Menurutnya, bila alasannya adalah politik berbiaya tinggi, maka bukan sistemnya yang salah. Pembentuk UU harus menemukan penyebab biaya politik yang tinggi itu terlebih dahulu. Bukan secara tiba-tiba mengusulkan pemilihan oleh DPRD. Apalagi, belum tentu pemilihan oleh DPRD otomatis membuat biaya politik turun.
Ia mengusulkan pembuat UU untuk membedah semua komponen biaya politik yang harus dikeluarkan kepala daerah. Selama ini, penyelenggara tidak membebankan biaya kepada para calon kepala daerah. Biaya kampanye misalnya, sebagian besar sudah ditanggung negara. Mereka juga tidak dibebani biaya untuk mencalonkan diri oleh pihak penyelenggara.
Maka sekarang tinggal membedah, di sektor mana calon kepala daerah mengeluarkan biaya besar sehingga disebut sebagai politik biaya tinggi. ’’Jangan-jangan pengeluaran terbesar justru terhadap kegiatan yang dilarang dalam pilkada,’’ sindirnya. Misalnya mahar politik untuk mendapatkan rekomendasi pencalonan.

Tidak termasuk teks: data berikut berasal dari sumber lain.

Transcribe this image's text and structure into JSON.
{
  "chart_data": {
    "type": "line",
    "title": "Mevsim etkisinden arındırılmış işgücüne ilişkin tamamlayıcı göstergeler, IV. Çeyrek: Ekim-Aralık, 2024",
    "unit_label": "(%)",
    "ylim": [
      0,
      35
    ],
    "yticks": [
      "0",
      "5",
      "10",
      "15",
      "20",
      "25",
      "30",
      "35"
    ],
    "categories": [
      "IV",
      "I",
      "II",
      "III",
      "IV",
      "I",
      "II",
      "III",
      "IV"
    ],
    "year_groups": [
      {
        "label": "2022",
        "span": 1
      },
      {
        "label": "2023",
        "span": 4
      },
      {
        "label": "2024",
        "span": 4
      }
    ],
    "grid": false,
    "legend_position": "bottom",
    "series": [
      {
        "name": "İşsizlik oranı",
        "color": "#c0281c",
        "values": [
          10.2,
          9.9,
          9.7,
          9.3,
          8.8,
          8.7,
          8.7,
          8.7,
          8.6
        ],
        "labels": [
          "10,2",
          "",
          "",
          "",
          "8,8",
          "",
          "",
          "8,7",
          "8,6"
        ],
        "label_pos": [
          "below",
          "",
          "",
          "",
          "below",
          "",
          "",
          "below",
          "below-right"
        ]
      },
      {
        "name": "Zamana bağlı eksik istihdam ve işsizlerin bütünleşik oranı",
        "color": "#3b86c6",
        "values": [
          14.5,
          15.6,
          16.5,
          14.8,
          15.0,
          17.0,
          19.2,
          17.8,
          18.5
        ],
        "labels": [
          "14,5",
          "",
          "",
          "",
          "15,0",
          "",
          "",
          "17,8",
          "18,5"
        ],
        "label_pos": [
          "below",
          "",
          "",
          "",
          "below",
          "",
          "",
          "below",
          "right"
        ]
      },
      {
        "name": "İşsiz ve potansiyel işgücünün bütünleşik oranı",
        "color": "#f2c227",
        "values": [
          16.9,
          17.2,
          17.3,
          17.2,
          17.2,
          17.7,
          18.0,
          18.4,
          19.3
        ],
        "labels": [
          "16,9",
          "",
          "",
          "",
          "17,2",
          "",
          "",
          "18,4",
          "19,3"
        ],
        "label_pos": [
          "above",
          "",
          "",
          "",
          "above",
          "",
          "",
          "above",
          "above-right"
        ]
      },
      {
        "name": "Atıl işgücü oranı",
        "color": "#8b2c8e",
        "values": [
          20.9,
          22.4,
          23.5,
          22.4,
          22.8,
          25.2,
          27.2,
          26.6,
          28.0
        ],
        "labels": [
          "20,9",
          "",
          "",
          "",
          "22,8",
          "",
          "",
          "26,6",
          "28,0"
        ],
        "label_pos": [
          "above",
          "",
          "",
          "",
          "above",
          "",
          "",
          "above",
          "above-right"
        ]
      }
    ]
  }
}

Dugaan tingginya mahar politik, lanjut Fadli, sampai saat ini memang belum terselesaikan. Sebab, sistem penegakan hukum untuk praktik haram itu masih lemah. ’’Bakal calon kepala daerah kebanyakan mengungkap praktik mahar ini setelah dia gagal menjadi calon kepala daerah,’’ tuturnya.
Bila memang itu problemnya, ujar Fadli, maka tidak seharusnya hak konstitusional warga negara dikorbankan. Harus ada solusi di kalangan elite sendiri untuk mengatasi hal tersebut. Bukan memberangus demokrasi.
Pihaknya mengusulkan beberapa hal untuk mengatasi problem mahar politik. Pertama, sumbangan siapapun kepada partai harus dibuat transparan, khususnya bila terkait pilkada. Laporannya harus terbuka. Nominalnya juga mengikuti batasan yang diatur UU Pilkada.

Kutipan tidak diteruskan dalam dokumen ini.